Comprehensive genetic variation detection to assess the role of the X chromosome in autism
- Awarded: 2007
- Award Type: Research
- Award #: SFARI-07-44
Using recent technological advances in genetics to rapidly acquire data, researchers have linked several genes and chromosomal aberrations to autism. Steve Warren of Emory University and colleagues plan to implement these high-throughput methods to address one mystery of autism: roughly four times as many males as females are affected by the disorder.
There are few theories that can explain this gender imbalance. One possibility is that mutations on the X chromosome trigger the disorder. Consistent with this theory, four autism-associated genes — FMR1, NLGN3, NLGN4, MeCP2 — are located on the X chromosome. But mutations in these genes are either rare among cases of autism or are associated with more complicated syndromes, and they cannot account for the predominance of males with autism. Warren and colleagues plan to determine whether other properties of the X chromosome might make males more susceptible to autism by performing a series of genetic analyses on a group of nearly 300 males with autism, and compiling a complete list of autism-associated abnormalities on the X chromosome.
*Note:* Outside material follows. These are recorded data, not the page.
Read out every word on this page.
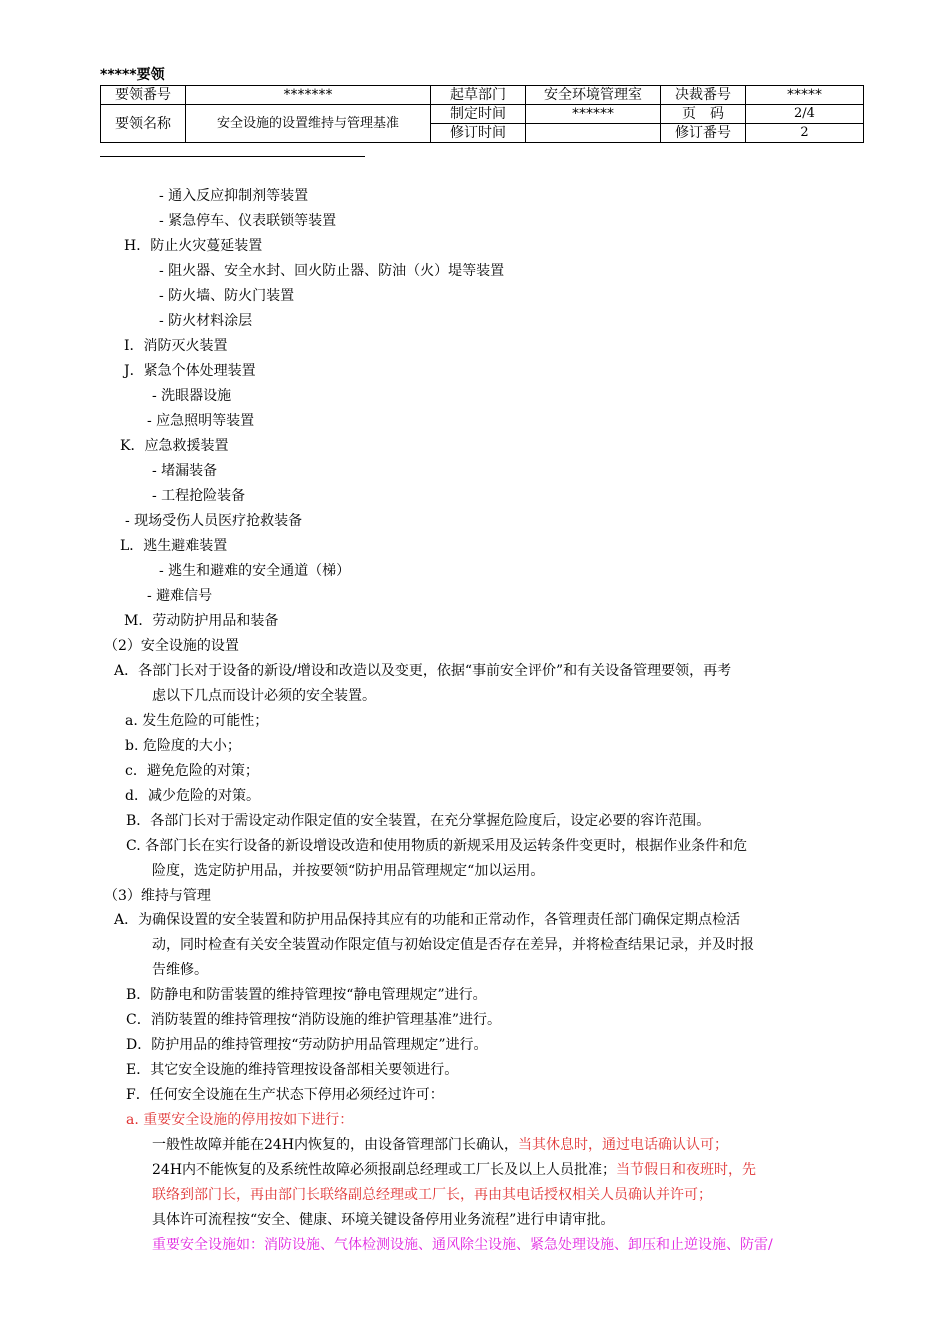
*****要领
要领番号	*******	起草部门	安全环境管理室	决裁番号	*****
要领名称	安全设施的设置维持与管理基准	制定时间	******	页　码	2/4
		修订时间		修订番号	2
- 通入反应抑制剂等装置
- 紧急停车、仪表联锁等装置
H．防止火灾蔓延装置
- 阻火器、安全水封、回火防止器、防油（火）堤等装置
- 防火墙、防火门装置
- 防火材料涂层
I．消防灭火装置
J．紧急个体处理装置
- 洗眼器设施
- 应急照明等装置
K．应急救援装置
- 堵漏装备
- 工程抢险装备
- 现场受伤人员医疗抢救装备
L．逃生避难装置
- 逃生和避难的安全通道（梯）
- 避难信号
M．劳动防护用品和装备
（2）安全设施的设置
A．各部门长对于设备的新设/增设和改造以及变更，依据“事前安全评价”和有关设备管理要领，再考
虑以下几点而设计必须的安全装置。
a. 发生危险的可能性；
b. 危险度的大小；
c．避免危险的对策；
d．减少危险的对策。
B．各部门长对于需设定动作限定值的安全装置，在充分掌握危险度后，设定必要的容许范围。
C. 各部门长在实行设备的新设增设改造和使用物质的新规采用及运转条件变更时，根据作业条件和危
险度，选定防护用品，并按要领“防护用品管理规定“加以运用。
（3）维持与管理
A．为确保设置的安全装置和防护用品保持其应有的功能和正常动作，各管理责任部门确保定期点检活
动，同时检查有关安全装置动作限定值与初始设定值是否存在差异，并将检查结果记录，并及时报
告维修。
B．防静电和防雷装置的维持管理按“静电管理规定”进行。
C．消防装置的维持管理按“消防设施的维护管理基准”进行。
D．防护用品的维持管理按“劳动防护用品管理规定”进行。
E．其它安全设施的维持管理按设备部相关要领进行。
F．任何安全设施在生产状态下停用必须经过许可：
a. 重要安全设施的停用按如下进行：
一般性故障并能在24H内恢复的，由设备管理部门长确认，当其休息时，通过电话确认认可；
24H内不能恢复的及系统性故障必须报副总经理或工厂长及以上人员批准；当节假日和夜班时，先
联络到部门长，再由部门长联络副总经理或工厂长，再由其电话授权相关人员确认并许可；
具体许可流程按“安全、健康、环境关键设备停用业务流程”进行申请审批。
重要安全设施如：消防设施、气体检测设施、通风除尘设施、紧急处理设施、卸压和止逆设施、防雷/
The researchers first plan to use high-density microarrays to search for small genomic deletions and insertions in the genomes of these individuals. These types of aberrations have recently been implicated in autism, usually appearing for the first time in the autism-affected generation. Males would be particularly vulnerable to mutations arising anew on the X chromosome, and Warren’s experimental approach may reveal the frequency of these aberrations in this population. The researchers also plan to sequence the entire coding regions of the 300 participants’ X chromosomes to uncover mutations that could impede protein function. In a third project, the researchers plan to investigate the epigenetic modifications of the genome that regulate gene expression. The control of protein production is as important as protein structure, and by looking for epigenetic modifications, such as methylation, Warren and colleagues aim to uncover genes whose activity is altered without a clear change in the protein-coding sequence.
Based on these studies, Warren and colleagues plan to assemble the most comprehensive picture of the X chromosome in autism to date. This information may give insights into the role of the chromosome in the disorder, and lead to specialized treatments for males affected with the autism.